Huskies feiern in Crimmitschau vierten Sieg hintereinander

Die Vorentscheidung: Husky-Torschütze Phil Hungerecker jubelt, Crimmitschaus Torwart Henning Schroth (rechts) blickt verzweifelt unters Hallendach. Archivfoto:  Schachtschneider

Crimmitschau. Mit dem vierten Sieg in Folge haben sich die Huskies eingestimmt auf das Hessenderby am Sonntag um 18.30 Uhr (!) gegen die Löwen Frankfurt.

Bei den Eispiraten Crimmitschau, dem DEL2-Schlusslicht, holten sich die Kasseler Puckjäger mit 4:1 (1:1, 1:0, 2:0) drei weitere Punkte und verbesserten sich auf Rang drei. Direkt hinter den Frankfurtern, die vor dem Spitzenspiel nach 4:1-Führung (27.) noch 4:5 gegen Freiburg unterlagen.

Die Kasseler waren erneut mit Drew MacKenzie in der Abwehr und dem Nordamerika-Trio im Angriff angetreten, also ohne den Finnen Esa Lehikoinen. Und sie hatten erstmals nach seinem Handbruch Michi Christ wieder dabei. Neuzugang Adriano Carciola stürmte in der vierten Reihe mit Boiarchonov und Hungerecker – und buchte schon nach neun Minuten seinen ersten Scorerpunkt. Sein Zuspiel erreichte Manuel Klinge hinter dem Eispiraten-Tor, der Kapitän legte auf für Braden Pimm, der den Puck unter die Querlatte ins Netz jagte und mit seinem achten Saisontreffer das Führungstor der Gastgeber durch Ex-Husky Dominic Walsh (8.) egalisierte.

Die größte Chance zum 2:1 am Ende des ersten Drittels mit 11:7 Torschüssen aus Kasseler Sicht ließ Klinge ungenutzt, der an Torwart Schroth scheiterte (20.). Und Schroth war auch auf dem Posten, als Carciola in der 33. Minute bei einem Penalty allein auf ihn zustürmte, aber zu unentschlossen wirkte. Walsh hatte den Rückkehrer zuvor bei einem Abschluss behindert.

Es hätte das 3:1 sein können und somit eine Vorentscheidung. Denn zuvor hatte Derek DeBlois die Partie zugunsten der Huskies gedreht. Einen kapitalen Fehlpass des Eispiraten Tramm am eigenen Kasten nahm der Neue an der Blauen Linie auf, legte sich die Scheibe zurecht und traf mit präzisem Schuss zum 2:1 (26.). Schon sein zweites Tor im erst dritten Spiel – und das genau in einer Drangphase der Hausherren, die aber ein ums andere Mal an Markus Keller scheiterten.

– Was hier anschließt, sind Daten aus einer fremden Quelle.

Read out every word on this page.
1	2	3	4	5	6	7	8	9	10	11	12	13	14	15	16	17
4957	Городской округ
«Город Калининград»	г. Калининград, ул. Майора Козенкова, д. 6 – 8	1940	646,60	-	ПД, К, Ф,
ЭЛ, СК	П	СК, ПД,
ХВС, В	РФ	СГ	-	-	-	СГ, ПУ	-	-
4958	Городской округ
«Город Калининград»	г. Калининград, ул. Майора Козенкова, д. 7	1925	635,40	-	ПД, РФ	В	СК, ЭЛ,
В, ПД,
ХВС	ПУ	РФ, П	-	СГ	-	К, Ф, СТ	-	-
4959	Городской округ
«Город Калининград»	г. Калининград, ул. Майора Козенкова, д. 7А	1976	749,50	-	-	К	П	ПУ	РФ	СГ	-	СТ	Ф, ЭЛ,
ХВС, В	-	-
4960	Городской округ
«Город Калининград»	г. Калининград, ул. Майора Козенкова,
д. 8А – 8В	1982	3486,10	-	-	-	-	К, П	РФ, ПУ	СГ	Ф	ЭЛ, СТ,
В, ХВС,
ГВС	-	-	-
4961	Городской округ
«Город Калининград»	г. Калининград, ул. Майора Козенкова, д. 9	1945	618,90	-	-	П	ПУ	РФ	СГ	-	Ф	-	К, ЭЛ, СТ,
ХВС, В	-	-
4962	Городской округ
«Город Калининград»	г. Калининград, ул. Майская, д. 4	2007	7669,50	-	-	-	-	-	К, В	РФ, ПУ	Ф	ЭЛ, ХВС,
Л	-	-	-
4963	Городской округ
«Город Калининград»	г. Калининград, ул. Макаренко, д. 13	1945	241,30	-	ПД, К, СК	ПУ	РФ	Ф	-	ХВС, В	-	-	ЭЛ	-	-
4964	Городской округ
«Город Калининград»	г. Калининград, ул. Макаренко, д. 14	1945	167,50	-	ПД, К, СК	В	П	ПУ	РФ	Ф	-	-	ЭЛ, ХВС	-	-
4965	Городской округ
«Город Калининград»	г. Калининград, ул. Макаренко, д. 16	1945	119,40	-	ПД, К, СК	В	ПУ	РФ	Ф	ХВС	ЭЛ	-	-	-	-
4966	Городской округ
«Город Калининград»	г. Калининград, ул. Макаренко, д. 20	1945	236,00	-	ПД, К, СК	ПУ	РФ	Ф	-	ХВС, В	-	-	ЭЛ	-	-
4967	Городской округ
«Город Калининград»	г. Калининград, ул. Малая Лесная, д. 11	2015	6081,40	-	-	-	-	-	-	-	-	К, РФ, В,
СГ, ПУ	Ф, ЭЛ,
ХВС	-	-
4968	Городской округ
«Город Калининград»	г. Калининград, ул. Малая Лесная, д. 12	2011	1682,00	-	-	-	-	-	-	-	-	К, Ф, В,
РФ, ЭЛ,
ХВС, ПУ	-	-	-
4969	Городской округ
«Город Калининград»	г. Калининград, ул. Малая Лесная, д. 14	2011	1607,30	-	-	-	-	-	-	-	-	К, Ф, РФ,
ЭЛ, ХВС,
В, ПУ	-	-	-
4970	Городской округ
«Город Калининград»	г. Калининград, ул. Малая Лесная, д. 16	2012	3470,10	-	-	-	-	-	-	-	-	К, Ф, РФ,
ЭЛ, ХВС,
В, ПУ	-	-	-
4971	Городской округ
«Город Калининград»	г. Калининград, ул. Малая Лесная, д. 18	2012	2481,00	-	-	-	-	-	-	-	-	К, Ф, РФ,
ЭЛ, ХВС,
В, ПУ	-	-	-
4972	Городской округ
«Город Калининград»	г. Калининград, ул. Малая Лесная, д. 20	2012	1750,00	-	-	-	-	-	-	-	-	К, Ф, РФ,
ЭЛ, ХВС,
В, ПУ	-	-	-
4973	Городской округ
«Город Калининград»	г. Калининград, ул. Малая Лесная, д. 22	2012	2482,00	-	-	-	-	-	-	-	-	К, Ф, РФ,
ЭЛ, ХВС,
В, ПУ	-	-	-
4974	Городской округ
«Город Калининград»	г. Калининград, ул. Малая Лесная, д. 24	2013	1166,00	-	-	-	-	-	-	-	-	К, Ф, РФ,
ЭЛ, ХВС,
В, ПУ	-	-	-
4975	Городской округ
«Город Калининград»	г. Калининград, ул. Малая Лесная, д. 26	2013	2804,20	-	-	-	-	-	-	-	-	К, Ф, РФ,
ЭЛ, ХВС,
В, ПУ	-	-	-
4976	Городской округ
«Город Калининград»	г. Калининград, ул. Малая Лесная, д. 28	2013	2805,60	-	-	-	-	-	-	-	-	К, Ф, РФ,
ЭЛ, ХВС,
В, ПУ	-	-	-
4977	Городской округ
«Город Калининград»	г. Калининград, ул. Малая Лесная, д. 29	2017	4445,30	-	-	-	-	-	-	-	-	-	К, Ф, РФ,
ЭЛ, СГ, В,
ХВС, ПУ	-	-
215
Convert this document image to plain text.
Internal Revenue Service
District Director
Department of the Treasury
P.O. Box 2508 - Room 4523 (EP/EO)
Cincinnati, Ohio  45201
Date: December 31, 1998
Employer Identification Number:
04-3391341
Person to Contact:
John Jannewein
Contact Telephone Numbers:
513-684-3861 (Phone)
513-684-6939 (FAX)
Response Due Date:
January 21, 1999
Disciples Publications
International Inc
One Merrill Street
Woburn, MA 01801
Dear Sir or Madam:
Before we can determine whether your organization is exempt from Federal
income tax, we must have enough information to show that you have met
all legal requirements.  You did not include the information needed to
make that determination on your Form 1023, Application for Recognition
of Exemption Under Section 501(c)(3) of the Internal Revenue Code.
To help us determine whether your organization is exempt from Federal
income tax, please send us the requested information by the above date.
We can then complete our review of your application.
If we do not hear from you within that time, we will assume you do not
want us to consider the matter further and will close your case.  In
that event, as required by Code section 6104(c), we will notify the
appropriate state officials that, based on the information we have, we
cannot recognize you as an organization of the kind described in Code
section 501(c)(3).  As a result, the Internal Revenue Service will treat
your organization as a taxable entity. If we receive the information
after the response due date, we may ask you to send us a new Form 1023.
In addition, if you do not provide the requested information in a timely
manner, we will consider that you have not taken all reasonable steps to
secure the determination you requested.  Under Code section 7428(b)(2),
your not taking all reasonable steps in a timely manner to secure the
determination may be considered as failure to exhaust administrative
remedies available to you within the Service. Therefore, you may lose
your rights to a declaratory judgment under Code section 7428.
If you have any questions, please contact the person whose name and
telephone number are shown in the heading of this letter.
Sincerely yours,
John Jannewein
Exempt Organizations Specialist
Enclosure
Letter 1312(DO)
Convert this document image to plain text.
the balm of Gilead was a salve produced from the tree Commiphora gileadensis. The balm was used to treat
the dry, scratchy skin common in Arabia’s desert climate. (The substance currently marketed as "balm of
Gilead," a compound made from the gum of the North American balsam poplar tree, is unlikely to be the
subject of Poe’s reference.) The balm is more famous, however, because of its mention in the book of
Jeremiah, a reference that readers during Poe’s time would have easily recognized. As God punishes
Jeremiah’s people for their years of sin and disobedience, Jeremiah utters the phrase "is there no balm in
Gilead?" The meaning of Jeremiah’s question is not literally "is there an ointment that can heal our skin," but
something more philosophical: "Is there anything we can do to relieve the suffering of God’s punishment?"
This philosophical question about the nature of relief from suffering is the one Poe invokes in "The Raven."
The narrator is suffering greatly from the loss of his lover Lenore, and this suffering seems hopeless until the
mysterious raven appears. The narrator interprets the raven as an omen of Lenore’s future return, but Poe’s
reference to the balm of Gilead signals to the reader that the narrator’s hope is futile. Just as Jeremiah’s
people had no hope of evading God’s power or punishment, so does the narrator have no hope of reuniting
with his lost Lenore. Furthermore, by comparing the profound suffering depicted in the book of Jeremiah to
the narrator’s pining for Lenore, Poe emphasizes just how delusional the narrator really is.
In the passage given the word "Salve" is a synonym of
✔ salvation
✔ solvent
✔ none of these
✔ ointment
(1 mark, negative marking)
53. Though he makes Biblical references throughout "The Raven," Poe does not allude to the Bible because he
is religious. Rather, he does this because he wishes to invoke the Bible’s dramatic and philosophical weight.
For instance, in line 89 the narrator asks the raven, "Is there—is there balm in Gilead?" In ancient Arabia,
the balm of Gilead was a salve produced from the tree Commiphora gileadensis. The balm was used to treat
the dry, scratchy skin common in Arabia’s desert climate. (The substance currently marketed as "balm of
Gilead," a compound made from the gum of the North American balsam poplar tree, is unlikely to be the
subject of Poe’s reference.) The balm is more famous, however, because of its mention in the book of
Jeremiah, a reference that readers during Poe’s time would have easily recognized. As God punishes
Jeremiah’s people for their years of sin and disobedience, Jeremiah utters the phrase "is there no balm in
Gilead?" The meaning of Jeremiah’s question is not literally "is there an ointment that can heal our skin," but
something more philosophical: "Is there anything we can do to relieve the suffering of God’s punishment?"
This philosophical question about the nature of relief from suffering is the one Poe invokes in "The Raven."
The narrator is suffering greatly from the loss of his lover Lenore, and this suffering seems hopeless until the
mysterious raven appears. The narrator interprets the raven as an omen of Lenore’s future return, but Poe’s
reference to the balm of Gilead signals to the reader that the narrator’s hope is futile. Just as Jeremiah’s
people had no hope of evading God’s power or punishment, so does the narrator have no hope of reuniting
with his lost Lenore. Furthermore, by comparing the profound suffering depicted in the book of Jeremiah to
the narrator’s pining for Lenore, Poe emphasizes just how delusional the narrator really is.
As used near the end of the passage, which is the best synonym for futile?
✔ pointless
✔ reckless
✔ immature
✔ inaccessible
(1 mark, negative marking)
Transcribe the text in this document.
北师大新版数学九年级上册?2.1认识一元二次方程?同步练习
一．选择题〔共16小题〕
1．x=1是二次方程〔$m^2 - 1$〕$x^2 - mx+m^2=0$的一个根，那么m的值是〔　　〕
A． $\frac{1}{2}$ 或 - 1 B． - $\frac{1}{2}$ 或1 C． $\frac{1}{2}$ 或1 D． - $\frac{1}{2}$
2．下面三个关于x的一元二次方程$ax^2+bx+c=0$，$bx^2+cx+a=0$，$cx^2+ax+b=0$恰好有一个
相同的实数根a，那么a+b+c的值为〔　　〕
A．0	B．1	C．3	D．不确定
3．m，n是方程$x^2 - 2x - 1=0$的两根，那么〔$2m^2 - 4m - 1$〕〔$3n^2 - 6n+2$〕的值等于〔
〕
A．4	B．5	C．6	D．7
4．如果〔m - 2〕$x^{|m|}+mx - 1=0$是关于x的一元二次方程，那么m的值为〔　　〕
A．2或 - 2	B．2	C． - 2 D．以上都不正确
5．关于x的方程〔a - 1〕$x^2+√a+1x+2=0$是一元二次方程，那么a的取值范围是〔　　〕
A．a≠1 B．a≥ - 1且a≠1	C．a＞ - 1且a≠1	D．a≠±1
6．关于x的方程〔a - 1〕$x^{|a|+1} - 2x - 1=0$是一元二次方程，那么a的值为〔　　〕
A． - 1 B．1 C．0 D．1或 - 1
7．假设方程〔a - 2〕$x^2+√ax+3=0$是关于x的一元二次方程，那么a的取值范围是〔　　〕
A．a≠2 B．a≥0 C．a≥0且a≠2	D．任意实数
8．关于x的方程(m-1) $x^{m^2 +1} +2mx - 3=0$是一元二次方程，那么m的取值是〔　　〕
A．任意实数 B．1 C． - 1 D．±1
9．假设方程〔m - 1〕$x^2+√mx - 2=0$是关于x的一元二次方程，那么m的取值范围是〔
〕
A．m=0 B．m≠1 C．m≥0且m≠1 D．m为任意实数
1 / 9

Gestützt auf ihren starken Torwart bauten die Kasseler dann aber doch ihren Vorsprung aus. Knapp vier Minuten im Schlussdrittel waren gespielt, da erzielte Phil Hungerecker sein neuntes Saisontor. Der 22-Jährige inszenierte ein furioses Solo und krönte es mit dem Treffer zunm 3:1. Es zahlte sich nun endgültig aus für die Huskies, dass sie vier komplette und stark besetzte Sturmreihen bringen konnten. Denn in der 57. Minute machte Manuel Klinge mit dem 4:1 den Deckel drauf. Braden Pimm hatte ein Bully gewonnen, der Kapitän zauderte nicht, sondern drosch den Puck per Direktabnahme in die Maschen.

Schiedsrichter: Fischer (Osterode). Zuschauer: 1325 

 Tore: 1:0 (7:36) Walsh, 1:1 (8:59) Pimm (Klinge, Carciola), 1:2 (25:34) DeBlois, 1:3 (43:48) Hungerecker, 1:4 (56:15) Klinge (Pimm) Strafminuten: Crimmitschau 8, Kassel 6 

 Bes. Vork.: Carciola scheitert mit Penalty an Schroth (33.).